Dans son pays d’origine, le mélange improbable n’a guère meilleure presse. Début 2020, la chaîne québécoise Bàcaro Pizzeria a demandé à ses clients si l’ananas devait être proscrit des cuisines. Ils ont été 53 % à voter en faveur du bannissement, d’après les résultats publiés au mois de mars. « Les gens se sont exprimés, donc nous l’avons retiré du menu », indique Tommaso Mulé. Selon le cofondateur de cette enseigne de Montréal, la pizza à l’ananas est très clivante : soit les clients prennent un air dégoûté à sa vue, soit ils l’adorent.

L’inventeur de la pizza hawaïenne, Sam Panopoulos

Guðni Jóhannesson fait partie des premiers. En 2017, le président islandais a rendu visite à une école d’Akureyri, dans le nord du pays. Après lui avoir demandé, entre autres choses, quel était son club de foot anglais favori, les élèves ont voulu savoir s’il aimait la pizza à l’ananas.

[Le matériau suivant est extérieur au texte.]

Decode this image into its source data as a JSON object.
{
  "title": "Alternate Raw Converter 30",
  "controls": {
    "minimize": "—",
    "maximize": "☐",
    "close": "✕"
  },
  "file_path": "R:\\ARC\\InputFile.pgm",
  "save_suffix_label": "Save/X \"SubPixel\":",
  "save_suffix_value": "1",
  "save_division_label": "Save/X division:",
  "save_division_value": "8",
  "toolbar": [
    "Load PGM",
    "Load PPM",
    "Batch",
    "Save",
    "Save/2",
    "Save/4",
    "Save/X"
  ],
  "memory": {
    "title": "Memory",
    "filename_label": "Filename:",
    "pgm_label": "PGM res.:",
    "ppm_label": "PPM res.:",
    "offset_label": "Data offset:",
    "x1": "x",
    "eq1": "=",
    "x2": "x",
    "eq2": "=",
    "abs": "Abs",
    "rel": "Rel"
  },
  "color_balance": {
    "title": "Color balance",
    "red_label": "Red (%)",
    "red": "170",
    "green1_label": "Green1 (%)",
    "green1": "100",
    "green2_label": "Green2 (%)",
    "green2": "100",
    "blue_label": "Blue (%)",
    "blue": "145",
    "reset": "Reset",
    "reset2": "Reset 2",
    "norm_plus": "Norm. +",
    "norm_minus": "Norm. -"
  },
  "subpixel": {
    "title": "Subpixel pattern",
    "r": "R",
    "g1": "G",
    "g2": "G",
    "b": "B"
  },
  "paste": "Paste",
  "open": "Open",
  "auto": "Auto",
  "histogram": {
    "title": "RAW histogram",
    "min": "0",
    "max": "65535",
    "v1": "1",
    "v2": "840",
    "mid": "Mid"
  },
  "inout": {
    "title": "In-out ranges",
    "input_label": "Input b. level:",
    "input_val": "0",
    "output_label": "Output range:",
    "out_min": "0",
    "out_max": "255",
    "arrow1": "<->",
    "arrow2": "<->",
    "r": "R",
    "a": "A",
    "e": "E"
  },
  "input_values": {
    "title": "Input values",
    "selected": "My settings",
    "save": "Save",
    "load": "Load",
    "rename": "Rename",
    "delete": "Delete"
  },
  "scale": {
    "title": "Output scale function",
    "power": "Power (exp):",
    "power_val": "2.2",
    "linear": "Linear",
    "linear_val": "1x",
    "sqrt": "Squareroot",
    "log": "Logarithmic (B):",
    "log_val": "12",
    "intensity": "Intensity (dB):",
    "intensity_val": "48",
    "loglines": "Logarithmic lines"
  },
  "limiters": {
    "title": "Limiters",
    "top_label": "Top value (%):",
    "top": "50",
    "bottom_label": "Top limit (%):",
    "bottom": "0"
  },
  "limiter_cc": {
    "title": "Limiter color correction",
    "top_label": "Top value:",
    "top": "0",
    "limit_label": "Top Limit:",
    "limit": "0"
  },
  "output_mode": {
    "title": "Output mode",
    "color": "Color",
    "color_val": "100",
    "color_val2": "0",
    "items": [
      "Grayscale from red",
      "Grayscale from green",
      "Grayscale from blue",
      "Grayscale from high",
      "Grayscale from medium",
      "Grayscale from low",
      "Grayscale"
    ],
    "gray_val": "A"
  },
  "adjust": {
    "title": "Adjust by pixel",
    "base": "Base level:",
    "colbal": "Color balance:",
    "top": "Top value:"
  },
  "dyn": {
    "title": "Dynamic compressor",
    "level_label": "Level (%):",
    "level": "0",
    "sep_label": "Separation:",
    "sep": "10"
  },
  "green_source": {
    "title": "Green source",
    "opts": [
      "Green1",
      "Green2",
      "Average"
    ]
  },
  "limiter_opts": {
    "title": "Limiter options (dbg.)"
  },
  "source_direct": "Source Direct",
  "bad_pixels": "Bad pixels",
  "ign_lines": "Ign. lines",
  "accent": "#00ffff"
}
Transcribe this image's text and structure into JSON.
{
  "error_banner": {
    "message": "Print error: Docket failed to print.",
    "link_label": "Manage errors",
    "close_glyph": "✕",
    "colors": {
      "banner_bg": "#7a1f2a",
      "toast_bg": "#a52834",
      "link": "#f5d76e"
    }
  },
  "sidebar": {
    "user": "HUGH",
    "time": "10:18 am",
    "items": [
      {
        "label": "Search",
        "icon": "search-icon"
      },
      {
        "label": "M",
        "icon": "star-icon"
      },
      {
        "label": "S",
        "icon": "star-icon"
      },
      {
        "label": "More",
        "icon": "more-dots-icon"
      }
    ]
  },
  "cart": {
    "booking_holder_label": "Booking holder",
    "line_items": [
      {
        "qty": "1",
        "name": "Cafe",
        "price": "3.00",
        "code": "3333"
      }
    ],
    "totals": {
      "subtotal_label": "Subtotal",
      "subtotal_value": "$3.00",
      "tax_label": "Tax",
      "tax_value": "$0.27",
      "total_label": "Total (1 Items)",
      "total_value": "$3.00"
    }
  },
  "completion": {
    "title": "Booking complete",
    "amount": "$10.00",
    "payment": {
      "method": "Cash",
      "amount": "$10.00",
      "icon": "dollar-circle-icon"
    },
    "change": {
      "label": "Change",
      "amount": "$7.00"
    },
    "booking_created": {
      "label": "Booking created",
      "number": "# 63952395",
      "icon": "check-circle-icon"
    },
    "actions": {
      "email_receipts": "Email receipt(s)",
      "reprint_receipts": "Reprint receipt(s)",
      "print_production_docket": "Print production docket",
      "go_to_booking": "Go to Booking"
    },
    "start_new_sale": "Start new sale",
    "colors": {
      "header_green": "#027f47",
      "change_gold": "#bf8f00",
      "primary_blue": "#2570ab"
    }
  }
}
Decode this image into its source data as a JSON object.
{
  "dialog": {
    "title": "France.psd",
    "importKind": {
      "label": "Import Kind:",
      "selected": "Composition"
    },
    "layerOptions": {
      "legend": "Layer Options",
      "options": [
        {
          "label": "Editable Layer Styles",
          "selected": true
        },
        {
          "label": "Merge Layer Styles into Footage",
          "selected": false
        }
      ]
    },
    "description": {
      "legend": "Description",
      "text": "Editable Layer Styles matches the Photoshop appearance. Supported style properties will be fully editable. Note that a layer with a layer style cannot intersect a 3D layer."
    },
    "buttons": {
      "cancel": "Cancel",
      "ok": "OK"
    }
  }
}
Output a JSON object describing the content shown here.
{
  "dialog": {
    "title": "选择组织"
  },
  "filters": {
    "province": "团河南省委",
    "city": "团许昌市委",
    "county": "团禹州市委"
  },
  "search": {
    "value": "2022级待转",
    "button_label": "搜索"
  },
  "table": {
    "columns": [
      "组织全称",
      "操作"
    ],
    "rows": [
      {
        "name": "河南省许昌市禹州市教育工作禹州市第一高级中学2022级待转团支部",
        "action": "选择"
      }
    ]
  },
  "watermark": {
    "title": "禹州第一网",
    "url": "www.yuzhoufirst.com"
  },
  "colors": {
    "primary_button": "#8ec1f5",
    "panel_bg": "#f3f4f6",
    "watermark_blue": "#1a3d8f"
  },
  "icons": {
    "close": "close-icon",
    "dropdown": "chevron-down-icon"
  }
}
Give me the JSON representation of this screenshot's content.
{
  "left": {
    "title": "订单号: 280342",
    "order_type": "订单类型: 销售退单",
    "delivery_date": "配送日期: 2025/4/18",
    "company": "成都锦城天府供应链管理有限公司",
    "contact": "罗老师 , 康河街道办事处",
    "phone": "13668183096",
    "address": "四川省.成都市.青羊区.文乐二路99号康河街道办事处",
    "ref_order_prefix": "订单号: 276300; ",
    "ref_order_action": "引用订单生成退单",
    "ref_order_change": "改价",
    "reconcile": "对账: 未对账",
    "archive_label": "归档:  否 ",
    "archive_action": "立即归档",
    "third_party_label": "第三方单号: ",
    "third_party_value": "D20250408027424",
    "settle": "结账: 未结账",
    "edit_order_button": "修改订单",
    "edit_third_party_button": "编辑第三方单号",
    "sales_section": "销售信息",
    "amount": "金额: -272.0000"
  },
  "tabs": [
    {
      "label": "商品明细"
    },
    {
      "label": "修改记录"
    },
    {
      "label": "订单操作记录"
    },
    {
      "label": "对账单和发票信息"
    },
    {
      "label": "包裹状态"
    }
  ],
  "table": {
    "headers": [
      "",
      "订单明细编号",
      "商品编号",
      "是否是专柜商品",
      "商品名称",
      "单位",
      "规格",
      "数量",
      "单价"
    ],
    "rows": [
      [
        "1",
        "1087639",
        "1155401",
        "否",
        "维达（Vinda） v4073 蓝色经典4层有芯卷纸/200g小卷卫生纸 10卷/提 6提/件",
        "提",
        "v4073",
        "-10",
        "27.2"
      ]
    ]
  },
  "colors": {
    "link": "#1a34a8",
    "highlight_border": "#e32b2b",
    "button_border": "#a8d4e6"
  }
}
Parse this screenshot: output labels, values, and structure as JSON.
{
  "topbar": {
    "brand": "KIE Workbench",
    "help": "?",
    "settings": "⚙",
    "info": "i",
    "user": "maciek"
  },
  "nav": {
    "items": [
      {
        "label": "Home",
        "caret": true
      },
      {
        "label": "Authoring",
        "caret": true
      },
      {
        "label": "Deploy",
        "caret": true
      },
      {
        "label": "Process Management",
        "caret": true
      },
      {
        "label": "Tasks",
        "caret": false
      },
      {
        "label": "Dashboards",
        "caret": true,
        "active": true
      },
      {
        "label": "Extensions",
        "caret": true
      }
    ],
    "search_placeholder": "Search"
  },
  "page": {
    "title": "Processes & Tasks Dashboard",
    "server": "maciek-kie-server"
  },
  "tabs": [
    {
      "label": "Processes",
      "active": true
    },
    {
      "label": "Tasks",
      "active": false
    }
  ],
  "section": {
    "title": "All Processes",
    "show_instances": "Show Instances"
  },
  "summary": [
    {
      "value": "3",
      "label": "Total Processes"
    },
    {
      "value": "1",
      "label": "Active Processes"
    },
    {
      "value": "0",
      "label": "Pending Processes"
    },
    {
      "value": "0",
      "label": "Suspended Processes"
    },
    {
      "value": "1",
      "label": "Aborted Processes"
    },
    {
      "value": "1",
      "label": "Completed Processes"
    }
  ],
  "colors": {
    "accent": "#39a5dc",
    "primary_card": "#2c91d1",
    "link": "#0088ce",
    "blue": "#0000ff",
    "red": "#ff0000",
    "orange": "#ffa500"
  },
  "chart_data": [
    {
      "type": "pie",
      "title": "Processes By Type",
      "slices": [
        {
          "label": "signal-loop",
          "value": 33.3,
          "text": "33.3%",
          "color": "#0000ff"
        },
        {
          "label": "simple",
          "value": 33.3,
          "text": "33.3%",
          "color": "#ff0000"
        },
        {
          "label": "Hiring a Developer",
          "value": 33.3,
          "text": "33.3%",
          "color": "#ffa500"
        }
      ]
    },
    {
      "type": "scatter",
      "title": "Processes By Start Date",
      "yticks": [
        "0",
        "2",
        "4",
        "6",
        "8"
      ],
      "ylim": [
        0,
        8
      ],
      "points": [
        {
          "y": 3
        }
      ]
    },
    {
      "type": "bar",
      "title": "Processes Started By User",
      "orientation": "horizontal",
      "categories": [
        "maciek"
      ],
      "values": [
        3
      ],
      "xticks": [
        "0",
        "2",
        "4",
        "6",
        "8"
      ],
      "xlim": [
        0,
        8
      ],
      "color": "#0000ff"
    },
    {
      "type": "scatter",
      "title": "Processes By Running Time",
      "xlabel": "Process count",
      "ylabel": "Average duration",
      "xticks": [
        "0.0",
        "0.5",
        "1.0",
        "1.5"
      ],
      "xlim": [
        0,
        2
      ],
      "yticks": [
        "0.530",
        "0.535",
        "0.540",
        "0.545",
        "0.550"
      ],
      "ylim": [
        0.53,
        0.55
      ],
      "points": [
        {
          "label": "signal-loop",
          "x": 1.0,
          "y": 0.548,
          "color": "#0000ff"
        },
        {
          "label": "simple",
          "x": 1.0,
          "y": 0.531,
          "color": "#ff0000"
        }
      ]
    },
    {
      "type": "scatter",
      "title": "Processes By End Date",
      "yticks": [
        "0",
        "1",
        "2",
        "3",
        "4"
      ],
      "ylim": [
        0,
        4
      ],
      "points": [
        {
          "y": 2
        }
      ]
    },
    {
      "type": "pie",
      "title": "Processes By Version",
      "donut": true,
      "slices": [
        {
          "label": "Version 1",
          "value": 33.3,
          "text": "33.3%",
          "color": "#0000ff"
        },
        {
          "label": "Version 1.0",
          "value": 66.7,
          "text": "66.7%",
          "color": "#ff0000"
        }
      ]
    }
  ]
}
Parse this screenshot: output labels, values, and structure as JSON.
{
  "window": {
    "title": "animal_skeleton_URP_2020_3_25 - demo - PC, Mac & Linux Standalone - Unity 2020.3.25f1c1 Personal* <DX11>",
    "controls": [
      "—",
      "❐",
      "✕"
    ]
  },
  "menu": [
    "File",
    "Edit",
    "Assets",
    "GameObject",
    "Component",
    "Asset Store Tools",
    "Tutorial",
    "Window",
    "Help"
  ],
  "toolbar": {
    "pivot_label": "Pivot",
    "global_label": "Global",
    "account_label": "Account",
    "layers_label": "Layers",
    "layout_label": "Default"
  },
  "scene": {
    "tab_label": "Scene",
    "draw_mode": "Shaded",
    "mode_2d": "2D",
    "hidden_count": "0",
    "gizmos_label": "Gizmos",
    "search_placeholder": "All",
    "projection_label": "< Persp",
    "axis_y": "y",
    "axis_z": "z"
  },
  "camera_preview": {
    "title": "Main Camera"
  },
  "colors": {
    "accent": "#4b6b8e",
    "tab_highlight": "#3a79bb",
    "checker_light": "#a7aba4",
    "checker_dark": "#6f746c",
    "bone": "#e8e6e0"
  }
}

Préférant éviter la langue de bois, le chef d’État a expliqué qu’il était opposé à l’idée même de mettre ce fruit sur une pizza. La rumeur d’une interdiction a alors couru avant d’être démentie dans les colonnes du Guardian, de CNN, d’USA Today et de Foreign Policy.

Avec le célèbre chef britannique Gordon Ramsay, pour qui la pizza hawaïenne est une hérésie, l’écrivain culinaire américain Jim Mumford juge que tomate et ananas ne doivent pas être mélangés. « Chaque ingrédient d’une pizza joue un rôle et il est inutile d’avoir deux saveurs qui apportent les mêmes notes sucrées », juge-t-il. Anthony Falco voit les choses autrement. « À la base, l’ananas est un fruit d’Amérique du Sud, comme la tomate et le piment. Je ne vois pas pourquoi on devrait hésiter à s’en servir. La tomate n’est pas plus traditionnelle dans la cuisine italienne que l’ananas. » C’est à peu près la réflexion qui a conduit, dans ce qui ressemble bien à un cadavre exquis, un immigré grec à inventer la pizza hawaïenne au Canada il y a 58 ans.

Exception culturelle

À Chatham, derrière le mur en briques du Satellite, les premières personnes à avoir vu arriver de l’ananas sur une pâte couverte de sauce tomate n’ont pas songé aux origines de ces deux fruits. « Les gens me disaient que j’étais fou de faire ça », se souvenait Sam Panopoulos, le restaurateur canadien d’origine grec qui a inventé l’hawaïenne en 1962. À l’époque, la pizza n’était pourtant pas le monument de la gastronomie qu’elle représente aujourd’hui, avec ses codes et ses interdits. Fondé en 1851, le New York Times a attendu 1944 pour présenter ce plat italien méconnu à ses lecteurs.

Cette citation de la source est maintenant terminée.